Even when her conversations with voters became challenging, Davis says she watched people – including some who began by “saying stuff that was pretty objectionable” – begin to think about law and order differently.

“A lot of people said no one is brave enough to have these conversations,” Davis says.

“I think people change their own minds. If you spend time listening and talking to people, that’s what happens. It doesn’t even have to be about convincing people, it doesn’t have to be a value-based conversation.

“[The campaign was] a combination of listening to people, acknowledging them, not shying away from difficult conversations – sometimes saying ‘absolutely things are not OK. It’s not OK for young people to run around with machetes’.

“But it also does not make sense to lock up young children with the idea of making us a safer community. There’s no evidence and it doesn’t work. It doesn’t work for any of us. It does not make any of us safer.

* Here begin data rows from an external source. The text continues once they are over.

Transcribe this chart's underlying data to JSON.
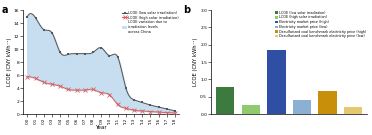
{
  "panel_a": {
    "years": [
      2000,
      2001,
      2002,
      2003,
      2004,
      2005,
      2006,
      2007,
      2008,
      2009,
      2010,
      2011,
      2012,
      2013,
      2014,
      2015,
      2016,
      2017,
      2018
    ],
    "lcoe_low": [
      15.0,
      14.8,
      13.0,
      12.5,
      9.5,
      9.2,
      9.3,
      9.3,
      9.5,
      10.2,
      9.0,
      8.8,
      4.0,
      2.2,
      1.8,
      1.4,
      1.1,
      0.8,
      0.5
    ],
    "lcoe_high": [
      5.7,
      5.5,
      4.9,
      4.6,
      4.3,
      3.8,
      3.7,
      3.7,
      3.8,
      3.3,
      3.0,
      1.5,
      0.9,
      0.6,
      0.5,
      0.4,
      0.3,
      0.25,
      0.18
    ],
    "ylabel": "LCOE (CNY kWh⁻¹)",
    "xlabel": "Year",
    "panel_label": "a",
    "ylim": [
      0,
      16
    ],
    "yticks": [
      0,
      2,
      4,
      6,
      8,
      10,
      12,
      14,
      16
    ],
    "fill_color": "#bdd7ee",
    "fill_alpha": 0.85,
    "line_low_color": "#555555",
    "line_high_color": "#d95f5f",
    "legend_fill": "LCOE variation due to\nirradiation levels\nacross China",
    "legend_low": "LCOE (low solar irradiation)",
    "legend_high": "LCOE (high solar irradiation)"
  },
  "panel_b": {
    "values": [
      0.78,
      0.27,
      1.85,
      0.42,
      0.68,
      0.22
    ],
    "colors": [
      "#3d7a3d",
      "#8fca6e",
      "#2e4fa3",
      "#8cafd4",
      "#c8900a",
      "#e8c86e"
    ],
    "ylabel": "LCOE (CNY kWh⁻¹)",
    "panel_label": "b",
    "ylim": [
      0,
      3.0
    ],
    "yticks": [
      0.0,
      0.5,
      1.0,
      1.5,
      2.0,
      2.5,
      3.0
    ],
    "legend_entries": [
      [
        "LCOE (low solar irradiation)",
        "#3d7a3d"
      ],
      [
        "LCOE (high solar irradiation)",
        "#8fca6e"
      ],
      [
        "Electricity market price (high)",
        "#2e4fa3"
      ],
      [
        "Electricity market price (low)",
        "#8cafd4"
      ],
      [
        "Desulfurized coal benchmark electricity price (high)",
        "#c8900a"
      ],
      [
        "Desulfurized coal benchmark electricity price (low)",
        "#e8c86e"
      ]
    ]
  }
}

In fact it makes all of us less safe.”

‘If you don’t spit, you don’t get a spit guard’

On Friday, the Northern Territory’s new chief minister, Lia Finocchiaro, was asked on ABC radio national about her promise to reintroduce spit hoods, a practice labelled “torture” by Amnesty International.

“We have a crime crisis in the territory and our frontline workers are being insulted at extraordinary level,” Finocchiaro said.

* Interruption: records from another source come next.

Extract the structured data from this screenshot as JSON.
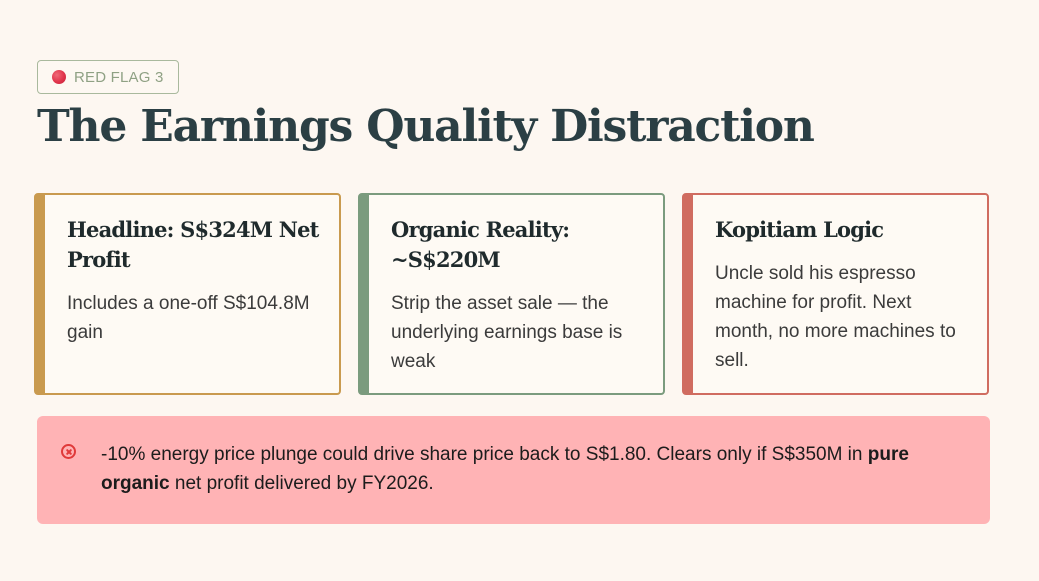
{
  "badge": {
    "label": "RED FLAG 3",
    "dot_color": "#e0344b"
  },
  "title": "The Earnings Quality Distraction",
  "cards": [
    {
      "heading": "Headline: S$324M Net Profit",
      "body": "Includes a one-off S$104.8M gain",
      "accent": "#c99a4f"
    },
    {
      "heading": "Organic Reality: ~S$220M",
      "body": "Strip the asset sale — the underlying earnings base is weak",
      "accent": "#7b9b7e"
    },
    {
      "heading": "Kopitiam Logic",
      "body": "Uncle sold his espresso machine for profit. Next month, no more machines to sell.",
      "accent": "#d06c60"
    }
  ],
  "alert": {
    "icon": "x-circle-icon",
    "text_before": "-10% energy price plunge could drive share price back to S$1.80. Clears only if S$350M in ",
    "emphasis": "pure organic",
    "text_after": " net profit delivered by FY2026.",
    "background": "#ffb3b5",
    "icon_color": "#e03a3a"
  }
}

“So the use of modern spit guards in this highly regulated environment provides an additional layer of protection for those people who’ve done the wrong thing and continue to make choices about dangerous and disgusting, degrading behaviour of spitting on frontline workers.

“If you don’t spit, you don’t get a spit guard.”

The comments came after Finocchiaro, on the night of the election, told supporters that “we will do whatever it takes to restore community safety”.

But Davis challenges the notion the CLP has a “mandate” to implement its law and order policies, particularly lowering the age of criminal responsibility.

“I think that’s fundamentally not true,” Davis says. “It’s oversimplifying what people are wanting.”

Her experience – and she says Labor politicians should take note elsewhere in the country – is that people concerned about crime are looking for leadership and genuine solutions.

“I think Labor got a really clear message [in the NT] that playing being conservative didn’t fly with people,” Davis says.

“That’s not what people want from a Labor party and the result shows that.

“There was a huge and pretty incredible swing towards progressive independents [in parts of Darwin], and that story hasn’t really been noticed properly.”

Davis says she doorknocked her entire electorate (which has 5,700 enrolled voters) twice during the campaign. Even among people who are “really angry” about the impact of crime, Davis says only “a tiny minority of people weren’t willing to be thoughtful and engaged about it”.

“In all of that [doorknocking] there were maybe two people who didn’t shift from thinking kids should be locked up and we should throw away the key,” she said.

“That made me really hopeful.

“There’s this idea that the community has the answers and the reality is they don’t. They know what the problem is. It’s your job to listen to the community, take it onboard and then lead.

“[Voters] want someone who has conviction, who they think is not just waffle. I wanted to have broad appeal, but I couldn’t have no conviction.”